O panorama que então se desdobra subitamente é de fato grandioso. Aos pés do espectador, uma vasta campina enriquecida de magníficos detalhes; além, a orla da mata que acompanha as águas belas e sinuosas do Aquidauana; ao longe a extensa serra de Maracaju, cujos picos desnudos refletem os esplendores do sol e coroam toda esta prodigiosa massa azulada pela distância. (...) Todos esses lugares são de incomparável beleza (...) e tão suave, tão brilhante é a luz que reveste todo o lugar, que a imaginação involuntariamente empresta sua magia a tal conjunto irresistível de encantos da terra e do céu. (A Retirada da Laguna, pp. 48-9).

Casas que desabaram; matto que ainda mais alteou nas ruas; inundações do Guaporé que levaram os restos dos cães de outr’ora e cavaram fundo nas barrancas; esboroados e largos pannos de muralha que tombaram; gente que diminuiu (e já era tão pouca!), uns mortos, outros que emigraram, tangidos pelo desespero e pela falta de recursos; arvores que cresceram invasoras e á solta, gigantes da floresta em plena povoação, dominando no seu magestoso vigor e na sempre renascente alegria os destroços da obra dos homens [...]. (Taunay, p. 12-13).

No dia 20, pela manhã, o tempo, a princípio chuvoso, clareou, e o sol logo se tornou ardente; os animais avançavam pouco, os homens se arrastavam, com a morte sob os olhos e dentro do coração (A Retirada da Laguna [1868] 1997, p. 190).

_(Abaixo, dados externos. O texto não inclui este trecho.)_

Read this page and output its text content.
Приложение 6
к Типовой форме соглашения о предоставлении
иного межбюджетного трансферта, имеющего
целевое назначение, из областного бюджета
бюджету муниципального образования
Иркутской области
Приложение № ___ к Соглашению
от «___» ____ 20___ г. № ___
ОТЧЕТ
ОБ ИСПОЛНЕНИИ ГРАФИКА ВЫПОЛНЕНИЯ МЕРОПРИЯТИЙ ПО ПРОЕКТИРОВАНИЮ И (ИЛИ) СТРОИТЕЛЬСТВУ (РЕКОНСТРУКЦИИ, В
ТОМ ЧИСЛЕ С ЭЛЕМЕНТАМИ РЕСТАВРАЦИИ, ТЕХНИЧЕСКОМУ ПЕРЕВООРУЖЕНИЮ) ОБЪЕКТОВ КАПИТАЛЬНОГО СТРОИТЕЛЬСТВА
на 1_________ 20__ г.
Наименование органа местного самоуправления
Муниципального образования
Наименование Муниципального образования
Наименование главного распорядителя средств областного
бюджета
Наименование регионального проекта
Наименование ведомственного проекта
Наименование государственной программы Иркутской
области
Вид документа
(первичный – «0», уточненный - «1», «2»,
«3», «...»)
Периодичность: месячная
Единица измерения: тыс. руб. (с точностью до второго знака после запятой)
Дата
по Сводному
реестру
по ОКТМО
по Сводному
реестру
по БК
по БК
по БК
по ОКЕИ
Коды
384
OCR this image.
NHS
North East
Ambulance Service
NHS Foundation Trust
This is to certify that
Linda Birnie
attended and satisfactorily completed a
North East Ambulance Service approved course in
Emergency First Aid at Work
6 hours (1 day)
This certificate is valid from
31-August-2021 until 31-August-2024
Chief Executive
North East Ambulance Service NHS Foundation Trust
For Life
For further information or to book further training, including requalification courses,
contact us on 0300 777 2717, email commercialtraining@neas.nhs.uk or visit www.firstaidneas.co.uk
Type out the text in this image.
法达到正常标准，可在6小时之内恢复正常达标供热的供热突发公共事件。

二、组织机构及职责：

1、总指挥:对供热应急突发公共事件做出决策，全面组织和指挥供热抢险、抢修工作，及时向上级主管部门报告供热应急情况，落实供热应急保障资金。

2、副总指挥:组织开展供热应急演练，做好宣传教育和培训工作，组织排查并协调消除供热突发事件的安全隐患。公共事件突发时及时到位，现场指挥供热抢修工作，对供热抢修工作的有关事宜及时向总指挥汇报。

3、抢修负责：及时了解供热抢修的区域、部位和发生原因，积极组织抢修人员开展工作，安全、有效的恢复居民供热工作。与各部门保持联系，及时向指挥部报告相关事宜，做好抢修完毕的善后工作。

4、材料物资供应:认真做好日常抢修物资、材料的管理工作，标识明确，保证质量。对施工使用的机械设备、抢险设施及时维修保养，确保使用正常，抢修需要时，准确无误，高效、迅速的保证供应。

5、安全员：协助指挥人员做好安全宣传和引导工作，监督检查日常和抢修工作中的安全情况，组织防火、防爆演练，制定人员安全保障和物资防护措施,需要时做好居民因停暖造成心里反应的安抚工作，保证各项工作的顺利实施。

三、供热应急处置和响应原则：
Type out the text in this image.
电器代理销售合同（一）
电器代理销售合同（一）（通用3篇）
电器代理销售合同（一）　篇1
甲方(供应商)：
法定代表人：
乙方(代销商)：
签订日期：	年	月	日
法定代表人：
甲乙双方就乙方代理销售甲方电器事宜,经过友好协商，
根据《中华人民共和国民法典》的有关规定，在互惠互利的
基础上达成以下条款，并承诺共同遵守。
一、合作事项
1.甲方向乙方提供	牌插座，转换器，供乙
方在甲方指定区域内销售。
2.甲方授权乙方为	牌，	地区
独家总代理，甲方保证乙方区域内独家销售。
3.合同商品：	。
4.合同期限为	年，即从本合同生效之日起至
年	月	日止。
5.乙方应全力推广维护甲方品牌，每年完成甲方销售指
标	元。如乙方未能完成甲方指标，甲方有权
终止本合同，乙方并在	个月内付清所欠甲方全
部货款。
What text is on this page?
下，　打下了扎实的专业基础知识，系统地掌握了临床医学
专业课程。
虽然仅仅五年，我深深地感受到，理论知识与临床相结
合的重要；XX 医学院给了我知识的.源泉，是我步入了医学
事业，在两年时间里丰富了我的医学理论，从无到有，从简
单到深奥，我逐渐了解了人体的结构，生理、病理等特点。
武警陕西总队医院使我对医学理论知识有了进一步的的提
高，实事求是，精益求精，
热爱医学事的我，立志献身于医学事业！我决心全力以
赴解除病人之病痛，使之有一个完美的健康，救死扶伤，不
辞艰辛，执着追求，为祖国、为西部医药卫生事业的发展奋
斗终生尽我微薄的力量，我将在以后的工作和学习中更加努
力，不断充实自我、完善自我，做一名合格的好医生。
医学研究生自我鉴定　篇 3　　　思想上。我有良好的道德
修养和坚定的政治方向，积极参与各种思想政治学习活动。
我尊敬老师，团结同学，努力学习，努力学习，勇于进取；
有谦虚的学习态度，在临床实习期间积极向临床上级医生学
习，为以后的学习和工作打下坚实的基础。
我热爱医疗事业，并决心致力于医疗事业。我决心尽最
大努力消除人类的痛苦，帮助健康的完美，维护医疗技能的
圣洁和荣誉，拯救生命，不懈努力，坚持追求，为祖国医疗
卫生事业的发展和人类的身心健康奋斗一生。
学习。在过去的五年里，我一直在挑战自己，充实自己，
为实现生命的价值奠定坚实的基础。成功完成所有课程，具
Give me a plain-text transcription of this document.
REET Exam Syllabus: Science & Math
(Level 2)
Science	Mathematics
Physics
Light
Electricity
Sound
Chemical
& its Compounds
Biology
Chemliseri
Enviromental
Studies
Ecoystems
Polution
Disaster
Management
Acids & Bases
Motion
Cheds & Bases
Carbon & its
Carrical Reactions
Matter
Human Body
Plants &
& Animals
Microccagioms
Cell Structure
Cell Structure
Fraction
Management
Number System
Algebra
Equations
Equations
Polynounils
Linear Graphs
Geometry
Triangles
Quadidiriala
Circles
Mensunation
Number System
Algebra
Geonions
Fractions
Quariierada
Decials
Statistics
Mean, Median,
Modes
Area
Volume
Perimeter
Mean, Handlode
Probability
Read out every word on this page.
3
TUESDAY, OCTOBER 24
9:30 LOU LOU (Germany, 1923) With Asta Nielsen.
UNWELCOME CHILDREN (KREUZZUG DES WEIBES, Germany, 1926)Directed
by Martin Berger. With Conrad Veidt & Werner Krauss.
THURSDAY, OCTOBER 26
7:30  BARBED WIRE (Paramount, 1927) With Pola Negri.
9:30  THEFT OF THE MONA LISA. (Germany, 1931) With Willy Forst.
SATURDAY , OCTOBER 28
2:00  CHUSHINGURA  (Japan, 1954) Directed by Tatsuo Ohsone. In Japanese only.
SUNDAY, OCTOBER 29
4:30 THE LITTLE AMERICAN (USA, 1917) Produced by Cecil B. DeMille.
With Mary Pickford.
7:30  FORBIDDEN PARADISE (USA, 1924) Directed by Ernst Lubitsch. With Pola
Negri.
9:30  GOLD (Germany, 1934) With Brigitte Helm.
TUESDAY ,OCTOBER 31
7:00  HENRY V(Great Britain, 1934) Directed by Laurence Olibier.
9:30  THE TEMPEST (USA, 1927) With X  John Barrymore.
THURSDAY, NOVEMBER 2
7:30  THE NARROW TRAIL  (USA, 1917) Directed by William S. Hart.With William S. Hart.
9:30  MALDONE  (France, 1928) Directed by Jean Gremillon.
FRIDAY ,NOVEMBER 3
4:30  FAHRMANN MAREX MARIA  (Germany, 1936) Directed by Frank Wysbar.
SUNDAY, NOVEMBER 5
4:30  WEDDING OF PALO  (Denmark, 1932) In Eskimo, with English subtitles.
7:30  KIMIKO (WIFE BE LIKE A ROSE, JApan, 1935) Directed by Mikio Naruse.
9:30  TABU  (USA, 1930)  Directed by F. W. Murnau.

Muito bem feita, com pés e mãos singularmente pequenos e mimosos, cintura naturalmente acentuada e fina, moça de quinze para dezesseis anos de idade [...]. Sobremaneira elegante de porte, costumava trajar, com certo donaire, vestidinhos de chita francesa, quando não se enrolava à moda dos seus numa julata que a cobria tôda até aos seios. (A Retirada da Laguna [1868] 1997, p. 190).